Housebuilder posts record £58m interim profit and says that offsite facility Space 4 broke even for the first time.
Housebuilder Westbury says it has experienced an Autumn uplift in the housing market, following a quiet summer.
It said that a strong market in the first four months of the had enabled it to increase interim pre-tax profit by 22% to £58m for the six months ended 31 August 2004.
The record profit on a turnover of £428.4m enabled Westbury to increase interim dividend by 20% to 5.35p per share.
Chief executive Martin Donohue said: "It is clear that interest rate increases and comments from the Bank of England have moderated both demand for new homes and sales prices, however the situation has returned to its normal pattern."
"There was a strong market for the first four months of the year followed by a quieter summer period, but I am pleased to report that Westbury has experienced some uplift in autumn sales figures."
Westbury also announced that its Space4 off-site manufacturing business had broken even for the first time.
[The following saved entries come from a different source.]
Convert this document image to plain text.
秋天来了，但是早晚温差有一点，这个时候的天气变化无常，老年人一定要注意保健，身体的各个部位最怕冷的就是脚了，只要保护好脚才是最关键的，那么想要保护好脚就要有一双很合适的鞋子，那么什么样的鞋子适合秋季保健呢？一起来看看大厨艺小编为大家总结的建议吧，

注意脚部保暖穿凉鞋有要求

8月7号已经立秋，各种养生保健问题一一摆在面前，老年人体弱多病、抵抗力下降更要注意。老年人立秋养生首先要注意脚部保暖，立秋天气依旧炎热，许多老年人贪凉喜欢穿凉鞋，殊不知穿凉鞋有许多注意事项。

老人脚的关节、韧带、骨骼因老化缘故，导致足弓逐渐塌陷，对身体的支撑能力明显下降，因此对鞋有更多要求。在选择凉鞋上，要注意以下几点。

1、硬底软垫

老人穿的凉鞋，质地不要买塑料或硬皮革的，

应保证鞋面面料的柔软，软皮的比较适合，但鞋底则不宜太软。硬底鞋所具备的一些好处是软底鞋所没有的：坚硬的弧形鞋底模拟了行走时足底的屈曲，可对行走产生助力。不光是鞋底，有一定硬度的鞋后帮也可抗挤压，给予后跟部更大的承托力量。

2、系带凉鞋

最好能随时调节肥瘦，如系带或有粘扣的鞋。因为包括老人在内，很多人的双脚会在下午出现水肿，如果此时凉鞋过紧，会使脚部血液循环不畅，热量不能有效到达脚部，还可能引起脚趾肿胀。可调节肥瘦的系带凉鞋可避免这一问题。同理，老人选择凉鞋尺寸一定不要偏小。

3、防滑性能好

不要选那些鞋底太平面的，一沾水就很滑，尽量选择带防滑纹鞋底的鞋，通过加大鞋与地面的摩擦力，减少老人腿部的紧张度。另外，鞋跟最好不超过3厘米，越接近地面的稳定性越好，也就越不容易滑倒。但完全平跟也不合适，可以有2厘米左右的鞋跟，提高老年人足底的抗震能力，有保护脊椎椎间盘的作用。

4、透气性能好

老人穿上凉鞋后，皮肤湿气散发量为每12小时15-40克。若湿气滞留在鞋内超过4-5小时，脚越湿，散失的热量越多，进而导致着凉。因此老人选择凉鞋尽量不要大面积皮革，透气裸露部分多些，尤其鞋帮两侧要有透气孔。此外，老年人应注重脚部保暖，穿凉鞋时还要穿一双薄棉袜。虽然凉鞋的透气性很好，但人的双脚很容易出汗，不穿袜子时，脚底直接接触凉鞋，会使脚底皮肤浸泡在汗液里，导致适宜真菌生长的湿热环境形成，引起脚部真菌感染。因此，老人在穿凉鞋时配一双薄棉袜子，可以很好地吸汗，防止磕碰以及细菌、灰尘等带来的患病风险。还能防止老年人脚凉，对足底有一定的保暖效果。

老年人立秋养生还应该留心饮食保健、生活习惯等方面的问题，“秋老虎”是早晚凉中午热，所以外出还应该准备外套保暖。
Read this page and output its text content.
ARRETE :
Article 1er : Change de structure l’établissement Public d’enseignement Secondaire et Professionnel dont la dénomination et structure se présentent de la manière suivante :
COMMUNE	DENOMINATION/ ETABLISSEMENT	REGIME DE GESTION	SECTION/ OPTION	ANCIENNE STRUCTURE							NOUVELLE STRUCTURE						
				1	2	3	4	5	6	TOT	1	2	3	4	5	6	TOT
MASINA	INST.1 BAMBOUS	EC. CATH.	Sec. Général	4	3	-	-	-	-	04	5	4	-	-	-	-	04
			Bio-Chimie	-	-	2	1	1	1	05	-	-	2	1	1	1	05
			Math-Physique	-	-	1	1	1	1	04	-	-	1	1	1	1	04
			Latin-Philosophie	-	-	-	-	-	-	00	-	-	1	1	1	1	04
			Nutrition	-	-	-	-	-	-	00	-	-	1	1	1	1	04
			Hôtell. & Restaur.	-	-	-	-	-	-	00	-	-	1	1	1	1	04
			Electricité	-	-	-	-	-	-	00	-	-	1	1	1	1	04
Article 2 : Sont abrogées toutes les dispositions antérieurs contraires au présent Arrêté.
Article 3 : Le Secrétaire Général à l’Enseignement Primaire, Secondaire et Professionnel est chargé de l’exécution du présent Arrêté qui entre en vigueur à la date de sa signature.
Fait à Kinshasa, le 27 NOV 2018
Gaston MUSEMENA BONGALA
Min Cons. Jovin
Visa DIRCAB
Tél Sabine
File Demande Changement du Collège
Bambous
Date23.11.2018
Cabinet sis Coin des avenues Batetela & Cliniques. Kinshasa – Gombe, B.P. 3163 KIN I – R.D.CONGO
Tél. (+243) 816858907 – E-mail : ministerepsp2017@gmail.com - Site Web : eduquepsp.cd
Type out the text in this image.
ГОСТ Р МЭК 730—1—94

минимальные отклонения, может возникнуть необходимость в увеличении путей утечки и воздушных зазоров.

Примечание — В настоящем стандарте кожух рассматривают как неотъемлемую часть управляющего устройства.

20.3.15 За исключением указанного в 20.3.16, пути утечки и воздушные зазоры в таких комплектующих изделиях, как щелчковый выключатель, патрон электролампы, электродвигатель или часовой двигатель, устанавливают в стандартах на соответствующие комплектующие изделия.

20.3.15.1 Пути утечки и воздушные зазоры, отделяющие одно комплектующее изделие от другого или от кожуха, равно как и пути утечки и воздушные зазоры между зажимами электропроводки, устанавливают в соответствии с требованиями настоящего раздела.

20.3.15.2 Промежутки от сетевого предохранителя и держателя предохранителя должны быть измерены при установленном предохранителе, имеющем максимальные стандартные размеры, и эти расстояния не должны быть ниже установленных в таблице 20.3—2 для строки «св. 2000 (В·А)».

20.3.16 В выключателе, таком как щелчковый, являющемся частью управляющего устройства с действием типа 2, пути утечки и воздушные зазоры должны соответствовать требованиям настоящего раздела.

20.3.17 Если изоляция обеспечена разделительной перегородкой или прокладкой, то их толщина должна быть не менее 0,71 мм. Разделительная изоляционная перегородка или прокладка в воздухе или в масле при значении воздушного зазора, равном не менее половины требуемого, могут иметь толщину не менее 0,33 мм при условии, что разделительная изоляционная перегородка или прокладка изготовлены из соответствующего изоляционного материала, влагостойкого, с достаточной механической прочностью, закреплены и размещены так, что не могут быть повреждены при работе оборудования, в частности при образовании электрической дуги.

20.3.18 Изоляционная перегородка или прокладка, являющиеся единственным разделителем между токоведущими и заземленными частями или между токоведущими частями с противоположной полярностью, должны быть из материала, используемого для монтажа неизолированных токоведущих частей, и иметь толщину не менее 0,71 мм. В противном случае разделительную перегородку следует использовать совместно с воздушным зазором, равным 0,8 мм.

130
It said 932 units were sold to Westbury and 143 units to third parties during the interim period.
The housebuilder said that Space 4 had been particularly attractive to the social housing sector. Chairman Geoffrey Maddrell said: “Space 4 will allow the Group to participate in some major regeneration schemes either as developer or supplier of homes.”
The housebuilder built 2,087 homes in total during the six months at an average price of £192,150. It said that it had enough sites to enable volume growth in the second half of the year.
Westbury said that it would base growth on increasing volume and said it aimed to build 7,000 homes within five years.
The company said that at the end of the half year it owned or controlled 16,100 plots with planning consent and had a further 22,100 in its strategic land bank
Chairman Geoffrey Maddrell said: “Overall the fundamentals for our industry remain sound with household formation continuing to outstrip supply.”
“In the short term consumer confidence, which is influenced by wider economic and social factors, could inhibit demand. However, we remain convinced of the sustainability of the UK housing market in the longer term.”